Friday, October 31, 2014

Trick or Treat - Baba Superstitions




Today, all across America, people are celebrating Halloween.  It is not something we're enthralled by. Yet each year, the celebrations seem to get more elaborate and widespread, an unsavory influence of Americana that has reached other parts of the world.  My children enjoy the candy and costume aspect of it, not realizing that there are wiccans who may welcome Halloween as their festival of joy.  I may be wrong.  But my upbringing has instilled the belief that witchcraft does indeed exist.  

All her life, my mother was wary of 'kong tau' and 'bomohs'.  'Kong tau' was black magic, the kind of spell inflicted on a naive, unwitting husband by a bewitching woman who wanted to become his mistress.  'Bomohs' were witch doctors, oftentimes tribal men from Indonesian or Malaysian villages, who could cast spells, 'cure' sicknesses and see into the future.

Death was, obviously, a scary thought.  The Met Museum might right now hold an exhibition featuring mourning clothes,  but I doubt my bibik relatives would have felt comfortable being surrounded by all things black and funereal.  It was bad enough that my sisters would ask me to steer clear of the coffin covering exhibited in the Peranakan Museum.  My mother sometimes prepared a bowl of water sprinkled with pomegranate leaves and would leave it by the entrance to our home.  If ever she came back from a funeral wake, she would rinse her face with that water.  I guess her belief was that it would wipe off any haunting images of the dead person.  To this day, some of us forbid into our home anyone whose family member had passed away until after 100 days of the demise.  This is especially true of the first 7 days.  The same family is also not supposed to make any home visits the following Chinese New Year.
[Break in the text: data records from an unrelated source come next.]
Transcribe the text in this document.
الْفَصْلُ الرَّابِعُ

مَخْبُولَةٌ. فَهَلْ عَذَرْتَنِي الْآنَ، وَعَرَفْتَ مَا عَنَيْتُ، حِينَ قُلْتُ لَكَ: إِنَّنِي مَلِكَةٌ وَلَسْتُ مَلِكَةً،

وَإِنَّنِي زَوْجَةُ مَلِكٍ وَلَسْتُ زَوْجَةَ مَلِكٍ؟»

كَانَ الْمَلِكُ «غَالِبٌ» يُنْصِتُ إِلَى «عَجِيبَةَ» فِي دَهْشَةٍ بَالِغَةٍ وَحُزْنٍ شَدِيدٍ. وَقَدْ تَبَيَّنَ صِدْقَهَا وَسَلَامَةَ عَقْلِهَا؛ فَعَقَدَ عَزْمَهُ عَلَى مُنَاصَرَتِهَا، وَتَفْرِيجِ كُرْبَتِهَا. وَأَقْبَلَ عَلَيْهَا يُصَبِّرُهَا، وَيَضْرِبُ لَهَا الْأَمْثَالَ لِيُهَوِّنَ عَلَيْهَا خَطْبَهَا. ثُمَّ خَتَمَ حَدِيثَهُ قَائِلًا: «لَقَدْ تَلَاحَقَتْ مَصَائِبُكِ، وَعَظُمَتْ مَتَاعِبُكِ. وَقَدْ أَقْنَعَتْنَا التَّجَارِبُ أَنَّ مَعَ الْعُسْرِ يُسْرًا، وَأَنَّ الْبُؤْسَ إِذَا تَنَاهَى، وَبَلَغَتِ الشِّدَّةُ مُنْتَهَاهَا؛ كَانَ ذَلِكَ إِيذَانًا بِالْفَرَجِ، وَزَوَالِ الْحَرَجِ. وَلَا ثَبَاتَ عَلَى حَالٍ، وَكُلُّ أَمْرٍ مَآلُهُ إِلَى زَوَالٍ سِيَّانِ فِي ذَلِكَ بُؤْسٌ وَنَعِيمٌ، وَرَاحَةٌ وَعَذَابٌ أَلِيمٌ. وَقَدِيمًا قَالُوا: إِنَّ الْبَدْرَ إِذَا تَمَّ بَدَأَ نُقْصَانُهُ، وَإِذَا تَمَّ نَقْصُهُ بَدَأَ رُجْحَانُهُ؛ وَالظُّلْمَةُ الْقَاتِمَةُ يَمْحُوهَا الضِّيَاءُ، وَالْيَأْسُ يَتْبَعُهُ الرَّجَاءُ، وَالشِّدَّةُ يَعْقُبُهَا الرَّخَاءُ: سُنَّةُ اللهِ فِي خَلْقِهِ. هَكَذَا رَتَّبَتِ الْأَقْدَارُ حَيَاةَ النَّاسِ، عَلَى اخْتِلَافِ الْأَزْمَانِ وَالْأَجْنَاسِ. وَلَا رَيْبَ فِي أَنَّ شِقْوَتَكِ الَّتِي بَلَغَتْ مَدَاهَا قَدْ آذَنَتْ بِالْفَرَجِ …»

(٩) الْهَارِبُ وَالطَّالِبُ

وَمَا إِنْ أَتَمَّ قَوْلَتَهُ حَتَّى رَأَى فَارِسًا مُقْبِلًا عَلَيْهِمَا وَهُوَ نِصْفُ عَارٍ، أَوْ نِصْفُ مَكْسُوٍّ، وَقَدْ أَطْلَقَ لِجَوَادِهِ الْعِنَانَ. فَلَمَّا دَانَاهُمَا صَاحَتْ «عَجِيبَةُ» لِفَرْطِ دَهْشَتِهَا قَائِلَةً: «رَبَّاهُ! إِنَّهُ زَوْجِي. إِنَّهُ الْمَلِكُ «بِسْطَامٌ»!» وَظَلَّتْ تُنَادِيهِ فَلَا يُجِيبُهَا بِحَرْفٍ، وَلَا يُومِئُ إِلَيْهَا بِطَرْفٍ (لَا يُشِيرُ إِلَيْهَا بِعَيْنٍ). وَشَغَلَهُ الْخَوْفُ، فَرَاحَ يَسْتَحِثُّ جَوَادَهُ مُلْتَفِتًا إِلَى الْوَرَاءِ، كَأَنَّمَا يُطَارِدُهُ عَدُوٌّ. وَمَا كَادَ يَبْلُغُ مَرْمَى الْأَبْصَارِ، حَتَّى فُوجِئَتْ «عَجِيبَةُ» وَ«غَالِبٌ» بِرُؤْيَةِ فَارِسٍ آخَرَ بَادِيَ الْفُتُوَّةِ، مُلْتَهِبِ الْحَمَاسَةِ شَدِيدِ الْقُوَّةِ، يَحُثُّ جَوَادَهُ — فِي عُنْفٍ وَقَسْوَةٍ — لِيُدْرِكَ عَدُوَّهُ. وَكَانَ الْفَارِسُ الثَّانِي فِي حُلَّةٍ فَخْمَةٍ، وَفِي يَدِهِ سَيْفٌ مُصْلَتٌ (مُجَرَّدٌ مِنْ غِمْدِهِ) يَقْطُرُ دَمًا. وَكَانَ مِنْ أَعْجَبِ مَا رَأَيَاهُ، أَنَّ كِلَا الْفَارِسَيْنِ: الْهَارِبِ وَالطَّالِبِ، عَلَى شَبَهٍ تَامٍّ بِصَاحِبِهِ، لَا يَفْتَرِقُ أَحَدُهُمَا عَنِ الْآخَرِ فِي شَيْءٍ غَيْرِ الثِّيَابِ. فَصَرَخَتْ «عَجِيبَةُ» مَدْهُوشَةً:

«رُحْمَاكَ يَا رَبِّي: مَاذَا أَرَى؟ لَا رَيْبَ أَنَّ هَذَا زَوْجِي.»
One indelible memory for me is the antique wooden bench which a sister had bought to decorate her home. The bench had its own name within the Baba culture and was called a 'kerosi pak yi'.  I became so familiar with its name because the bench was a point of contention for many years within our family.  My old grandaunts used to mutter and refrained from sitting on the bench.  My mother kept urging my sister to discard it.  One day, I stumbled on a similar piece of furniture at the museum, only to discover that it was specifically used by a family to dress a corpse prior to placing it in the coffin.  Yikes!  The bench quickly disappeared from my sister's home.  Because of the unknown qualifications of so many antiques, and the horrifying experiences forever etched in my psyche, I have never felt comfortable owning antiques or living in old houses.  Obviously, it is a warped up situation for me and one which I have to constantly wrestle with by praying.

As for nightmares of any sort, my sisters used to slip a pair of scissors underneath their pillow.  Thankfully, the scissors are now substituted with the Bible, the word of God being our true defense against the dark arts.

Death may have been the extreme end of the spectrum but new births were treated with similar superstitious suspicions. A woman was not allowed into someone's home until a month after the birth of her baby.  She was thought to be unclean.

Cooking was obviously another aspect affected by superstition.  One was not supposed to cross over the batu lesong mortar and pestle while at the same time, one was not supposed to wear down the mortar bowl until it broke.  My father disliked stacking dinner plates while we were dining ("Or you would owe people money.") and my mother would scold anyone who swept under her feet while she was eating ("Sweep away luck.").  As I had written earlier, the rice jar had to be filled to the brim just before Chinese New Year to ensure a new year of plenty.  The broom had to be hidden on the first day and some of my family would go as far as swimming on Chinese New Year Eve to rinse off bad luck before a new year.

The list can go on and cripple anyone who takes all these superstitions seriously.  It is the haunting aspect of growing up Peranakan - a dark, mystifying quality that perhaps, characterizes us as much as the intricate kebayas, elegant homes and furniture or elaborate food.

( Also refer to the latest 'The Peranakan' magazine covering superstitions).